Hey group, Introductions are I order! I am glad to have found you. I am a long time tail dragger driver. I received my certification 44 years ago in an 1946 Aeronca. I don't fly much any more but have enjoyed flying a 7-AC, 11-AC, ( 800 hours), Piper J-3, Citabria ( 200 hours) as a tow pilot for local glider club and also time in a PA 25 Pawnee Ag plane converted to tow gliders, Also have 200 hours in several types of gliders, Owned several Cessna 172's, Have time in a Cherokee 6 and Piper PA 32-R Lance and most recently learning the bad habits of helicopters with my son, a CFI Rotorcraft Instructor, in a R-22, Guimbal Cabri G2, and the R-44 Robinson. Helicopters are much more fun, and work!Glen
Helicopters are more fun (practicing autorotations is more fun than fixed wing engine out practice), but they are way more expensive to rent/maintain as well! How is the R-44 compared to the R-22? I only have time in the R-22, but it was fun to request a transit through the Boston Class B airspace and circle the inner harbor via the helicopter routes. Coming up from Norwood, requesting the FENWA route let you follow the Orange Line subway tracks in, then cross between Fenway Park and the Prudential Tower, then follow the Charles River in to the harbor. Do a loop of the harbor to check out USS Constitution, the new federal courthouse, the airport, and request one of the routes back out. Our club decided anyone who wanted to rent the Robinson had to go to their factory class in California. That was the end of renting the Robbie.
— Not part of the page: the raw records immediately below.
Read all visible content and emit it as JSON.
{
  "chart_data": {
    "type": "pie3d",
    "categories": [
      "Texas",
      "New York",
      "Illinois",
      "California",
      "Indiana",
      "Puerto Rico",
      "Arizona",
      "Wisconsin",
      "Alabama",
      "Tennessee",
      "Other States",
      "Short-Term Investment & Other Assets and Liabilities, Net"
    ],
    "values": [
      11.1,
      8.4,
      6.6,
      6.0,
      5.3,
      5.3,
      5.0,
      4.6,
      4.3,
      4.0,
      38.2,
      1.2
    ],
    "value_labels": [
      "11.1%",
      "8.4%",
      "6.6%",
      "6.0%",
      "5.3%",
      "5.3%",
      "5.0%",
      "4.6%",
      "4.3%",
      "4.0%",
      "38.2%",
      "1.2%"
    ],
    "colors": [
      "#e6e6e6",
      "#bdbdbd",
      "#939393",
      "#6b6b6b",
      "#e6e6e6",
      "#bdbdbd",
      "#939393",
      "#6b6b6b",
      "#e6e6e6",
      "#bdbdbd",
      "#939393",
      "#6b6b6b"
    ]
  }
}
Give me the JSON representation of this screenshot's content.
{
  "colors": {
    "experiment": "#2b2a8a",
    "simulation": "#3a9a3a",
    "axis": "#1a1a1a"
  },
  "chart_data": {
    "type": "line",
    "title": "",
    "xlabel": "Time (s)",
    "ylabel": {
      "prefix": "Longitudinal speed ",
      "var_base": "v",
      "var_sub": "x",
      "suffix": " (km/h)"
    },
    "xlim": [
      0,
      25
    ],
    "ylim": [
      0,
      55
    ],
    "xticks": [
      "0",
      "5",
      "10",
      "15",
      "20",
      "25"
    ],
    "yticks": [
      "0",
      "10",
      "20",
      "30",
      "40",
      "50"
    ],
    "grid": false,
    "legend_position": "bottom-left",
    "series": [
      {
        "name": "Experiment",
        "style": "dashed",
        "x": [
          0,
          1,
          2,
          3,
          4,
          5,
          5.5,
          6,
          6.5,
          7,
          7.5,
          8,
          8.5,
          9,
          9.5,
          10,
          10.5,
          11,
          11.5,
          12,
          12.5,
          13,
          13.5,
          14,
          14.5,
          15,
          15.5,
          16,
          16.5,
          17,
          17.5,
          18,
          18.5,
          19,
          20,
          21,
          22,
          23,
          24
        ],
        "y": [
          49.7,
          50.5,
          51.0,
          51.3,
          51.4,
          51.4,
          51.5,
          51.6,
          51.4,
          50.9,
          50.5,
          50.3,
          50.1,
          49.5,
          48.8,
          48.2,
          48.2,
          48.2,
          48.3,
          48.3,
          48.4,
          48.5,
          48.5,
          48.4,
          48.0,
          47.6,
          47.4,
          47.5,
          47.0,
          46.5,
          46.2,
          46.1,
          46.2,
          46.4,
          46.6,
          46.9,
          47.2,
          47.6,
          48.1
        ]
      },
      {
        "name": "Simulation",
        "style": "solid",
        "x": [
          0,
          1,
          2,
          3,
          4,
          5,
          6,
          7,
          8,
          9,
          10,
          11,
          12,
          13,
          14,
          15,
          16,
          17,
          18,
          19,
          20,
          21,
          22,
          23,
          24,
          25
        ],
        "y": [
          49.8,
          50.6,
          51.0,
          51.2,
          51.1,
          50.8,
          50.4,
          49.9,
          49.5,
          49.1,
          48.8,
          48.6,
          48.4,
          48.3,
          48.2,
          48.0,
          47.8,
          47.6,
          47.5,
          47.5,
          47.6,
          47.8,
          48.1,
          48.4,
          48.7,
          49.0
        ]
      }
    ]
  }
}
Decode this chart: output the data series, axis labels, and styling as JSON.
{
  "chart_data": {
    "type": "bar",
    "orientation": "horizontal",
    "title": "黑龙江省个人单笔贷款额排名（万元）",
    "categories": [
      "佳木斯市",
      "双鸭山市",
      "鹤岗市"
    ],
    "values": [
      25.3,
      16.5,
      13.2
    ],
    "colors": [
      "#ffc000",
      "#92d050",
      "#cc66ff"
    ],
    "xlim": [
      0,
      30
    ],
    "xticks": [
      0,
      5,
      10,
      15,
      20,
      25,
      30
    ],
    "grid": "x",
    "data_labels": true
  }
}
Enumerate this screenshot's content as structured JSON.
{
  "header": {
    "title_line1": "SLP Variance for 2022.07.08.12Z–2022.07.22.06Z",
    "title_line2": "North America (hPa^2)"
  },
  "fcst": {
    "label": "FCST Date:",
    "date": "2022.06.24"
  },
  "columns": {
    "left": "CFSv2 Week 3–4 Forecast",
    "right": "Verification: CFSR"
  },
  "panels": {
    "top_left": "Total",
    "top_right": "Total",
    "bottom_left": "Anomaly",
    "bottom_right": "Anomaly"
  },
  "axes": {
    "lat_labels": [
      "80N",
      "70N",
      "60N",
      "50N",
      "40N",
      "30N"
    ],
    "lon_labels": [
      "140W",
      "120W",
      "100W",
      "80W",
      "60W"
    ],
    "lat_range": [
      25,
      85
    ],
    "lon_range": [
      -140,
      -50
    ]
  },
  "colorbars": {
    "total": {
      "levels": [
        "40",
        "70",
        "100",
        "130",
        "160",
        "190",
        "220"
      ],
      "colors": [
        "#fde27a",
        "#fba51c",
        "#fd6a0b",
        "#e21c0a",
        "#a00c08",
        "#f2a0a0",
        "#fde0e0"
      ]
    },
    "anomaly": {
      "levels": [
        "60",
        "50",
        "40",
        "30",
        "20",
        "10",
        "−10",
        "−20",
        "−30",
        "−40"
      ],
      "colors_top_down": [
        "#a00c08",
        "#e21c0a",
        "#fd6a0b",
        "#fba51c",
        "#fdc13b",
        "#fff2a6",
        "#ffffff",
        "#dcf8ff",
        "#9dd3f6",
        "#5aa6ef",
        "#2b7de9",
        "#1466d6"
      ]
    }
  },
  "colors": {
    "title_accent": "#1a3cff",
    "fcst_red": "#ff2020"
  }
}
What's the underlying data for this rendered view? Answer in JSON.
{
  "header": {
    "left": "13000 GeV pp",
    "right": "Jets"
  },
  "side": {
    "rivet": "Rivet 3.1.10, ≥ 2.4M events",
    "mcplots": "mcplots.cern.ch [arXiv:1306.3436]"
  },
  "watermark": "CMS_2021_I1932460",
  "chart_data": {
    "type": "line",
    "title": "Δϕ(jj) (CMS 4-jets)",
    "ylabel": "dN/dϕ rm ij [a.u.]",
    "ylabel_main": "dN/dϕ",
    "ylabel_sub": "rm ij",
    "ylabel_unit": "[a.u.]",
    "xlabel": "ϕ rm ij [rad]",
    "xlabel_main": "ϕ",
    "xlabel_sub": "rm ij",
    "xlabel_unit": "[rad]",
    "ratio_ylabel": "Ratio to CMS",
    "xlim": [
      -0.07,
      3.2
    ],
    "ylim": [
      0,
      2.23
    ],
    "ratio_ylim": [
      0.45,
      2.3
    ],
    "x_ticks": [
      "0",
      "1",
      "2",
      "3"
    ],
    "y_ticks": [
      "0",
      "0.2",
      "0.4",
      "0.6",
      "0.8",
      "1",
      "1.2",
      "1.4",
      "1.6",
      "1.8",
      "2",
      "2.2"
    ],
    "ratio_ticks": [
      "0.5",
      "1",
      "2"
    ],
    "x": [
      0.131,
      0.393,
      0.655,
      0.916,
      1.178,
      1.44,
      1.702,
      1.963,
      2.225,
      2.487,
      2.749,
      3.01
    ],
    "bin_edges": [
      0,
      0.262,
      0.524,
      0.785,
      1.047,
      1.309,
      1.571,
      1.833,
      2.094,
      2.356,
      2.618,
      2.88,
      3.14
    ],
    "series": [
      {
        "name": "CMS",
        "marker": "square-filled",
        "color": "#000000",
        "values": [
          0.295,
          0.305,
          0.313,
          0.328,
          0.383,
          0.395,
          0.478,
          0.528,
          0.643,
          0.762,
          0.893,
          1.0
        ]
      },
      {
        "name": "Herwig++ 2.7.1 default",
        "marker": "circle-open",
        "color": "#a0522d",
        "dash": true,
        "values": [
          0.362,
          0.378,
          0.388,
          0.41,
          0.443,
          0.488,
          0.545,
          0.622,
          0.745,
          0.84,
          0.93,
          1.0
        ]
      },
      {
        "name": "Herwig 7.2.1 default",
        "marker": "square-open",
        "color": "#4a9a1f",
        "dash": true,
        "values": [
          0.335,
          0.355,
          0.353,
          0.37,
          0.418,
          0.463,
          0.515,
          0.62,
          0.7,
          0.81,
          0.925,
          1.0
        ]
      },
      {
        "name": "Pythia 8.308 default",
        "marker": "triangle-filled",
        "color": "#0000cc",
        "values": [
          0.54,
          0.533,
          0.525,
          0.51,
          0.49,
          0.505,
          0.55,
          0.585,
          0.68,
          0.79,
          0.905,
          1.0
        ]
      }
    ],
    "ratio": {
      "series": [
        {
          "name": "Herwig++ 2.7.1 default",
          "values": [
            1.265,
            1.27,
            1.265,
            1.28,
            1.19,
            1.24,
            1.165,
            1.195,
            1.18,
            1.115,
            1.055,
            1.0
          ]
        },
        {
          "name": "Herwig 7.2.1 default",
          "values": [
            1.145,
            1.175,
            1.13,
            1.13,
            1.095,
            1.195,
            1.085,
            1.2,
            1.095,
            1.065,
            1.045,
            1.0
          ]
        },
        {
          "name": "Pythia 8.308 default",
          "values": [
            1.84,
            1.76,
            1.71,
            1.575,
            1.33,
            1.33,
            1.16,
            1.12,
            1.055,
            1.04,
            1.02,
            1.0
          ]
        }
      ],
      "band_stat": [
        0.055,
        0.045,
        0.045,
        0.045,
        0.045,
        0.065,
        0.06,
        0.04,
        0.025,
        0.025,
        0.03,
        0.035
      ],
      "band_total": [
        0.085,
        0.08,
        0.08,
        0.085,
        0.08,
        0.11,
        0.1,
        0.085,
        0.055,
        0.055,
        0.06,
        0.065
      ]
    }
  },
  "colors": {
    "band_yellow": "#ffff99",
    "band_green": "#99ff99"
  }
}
The R-44 is much more stable than the R-22. The 22 is very twitchy as you know. The Cabri is a joy to fly with the fenestron on the tail, not near as much tail authority as a rotor but fun to fly with excess horsepower for it's size and three main rotors. My son is flying the AS-350 b A-Star presently in Alaska. Can't wait to get some time in that one!
The R-44 is much more stable than the R-22. The 22 is very twitchy as you know. The Cabri is a joy to fly with the fenestron on the tail, not near as much tail authority as a rotor but fun to fly with excess horsepower for it's size and three main rotors. My son is flying the AS-350 b A-Star presently in Alaska. Can't wait to get some time in that one!Glen
The R-22 did give me good habits when I went to get my instrument rating. I knew to make very small inputs and not chase the needles flying an ILS approach.